In view of all this, obviously the Communist Party, as the party of Socialism, cannot take merely a negative attitude toward Socialism. We must teach the workers the significance of the socialist developments of our time and their relation to the United States. While we point out that Socialism is not now the issue in our country, we must also show that it is nevertheless the only final solution for our nation’s troubles. If we do not do this, then the Social-Democrats will be left a free hand to pose as the party of Socialism, with consequent detriment to our Party and to the whole struggle of the win-the-war, win-the-peace forces.


Obviously, the questions raised by Comrade Browder in his report are of far-reaching significance and represent a radical departure from our past conceptions of national unity. They deserve the most profound consideration in the pre-convention discussion that is now beginning. In these days of world-shaking war and with postwar problems of enormous size and complexity looming before us, our Party must be doubly careful in the development of its political line. I for one am convinced that if we give this close attention to Comrade Browder’s report, adopted by the National Committee, we will find it necessary to alter it in the general sense of the several points raised in this letter.
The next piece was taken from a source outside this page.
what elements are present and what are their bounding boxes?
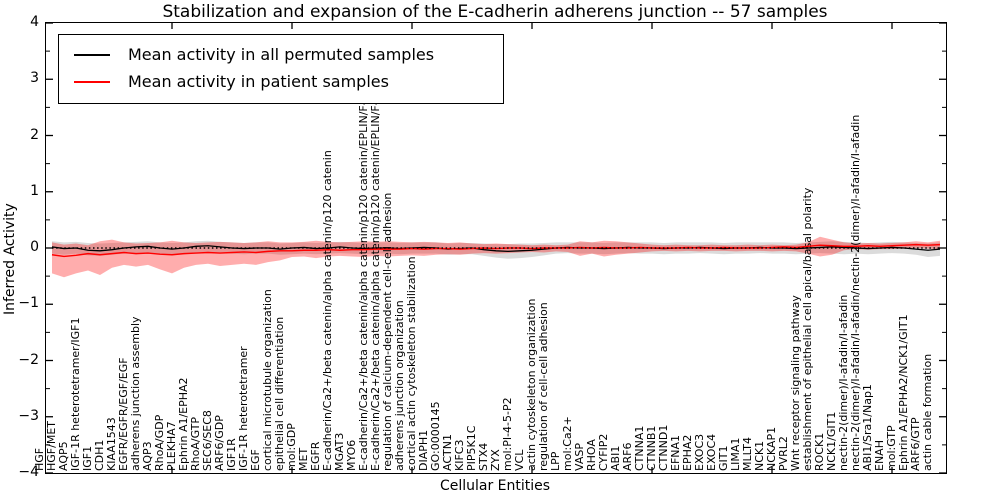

Comradely yours, William Z. Foster.

Note by William Z. Foster

The above letter to the National Committee was rejected at an enlarged meeting of the Political Bureau, held on February 8, 1944, with about 40 leading Party members in attendance and voting. Comrade Browder put as the main issue of the meeting, not a re-survey of the political policies, in the light of my letter, but the preservation of the unity of the Party. After a day’s discussion, all present voted against my letter, except Darcy and myself.

As a result of this serious rebuff and in view of Comrade Browder’s expressed determination to stamp out all open opposition, an attitude on his part which was strengthened by the heavy vote of the enlarged Political Bureau against my letter, I concluded that it would be folly for me to try to take the question to the Party membership at that time. For to do so would have weakened our general work in support of the war; ruined our current big recruiting drive, interfered seriously with the development of our vital national election campaign, and perhaps resulted in splitting our Party.

So I decided to confine my opposition to the ranks of the National Committee, a course which I followed during the next year and a half by means of innumerable criticisms, policy proposals, articles, etc., all going in the direction of eliminating Comrade Browder’s opportunistic errors. I was convinced that the course of political events and the Communist training of our leadership would eventually cause our Party to return to a sound line of policy.

It will be noted that my letter to the National Committee does not discuss the matter of dissolution, or reorganization, of the Communist Party into the Communist Political Association.

When Comrade Browder proposed this liquidatory step several members of the National Board raised objections to it, and, of course, I opposed and voted against it. Nevertheless Comrade Browder was able to push it through in spite of this opposition. At the time of my sending the letter to the National Committee, things had proceeded so far that I considered the reorganization of the Party into the C.P.A. as virtually an accomplished fact. It had already been publicly announced and endorsed at the January meeting of the National Committee, and, in fact, the Party was already in the preliminary stages of reorganization. Consequently, I felt that further agitation of the matter was hopeless for the time being and could only cause useless strife and confusion in our ranks. So I left the whole question out of my letter to the National Committee. The immediate task, as I saw it, was for me to help to keep the C.P.A., in fact, if not in name, the Communist Party.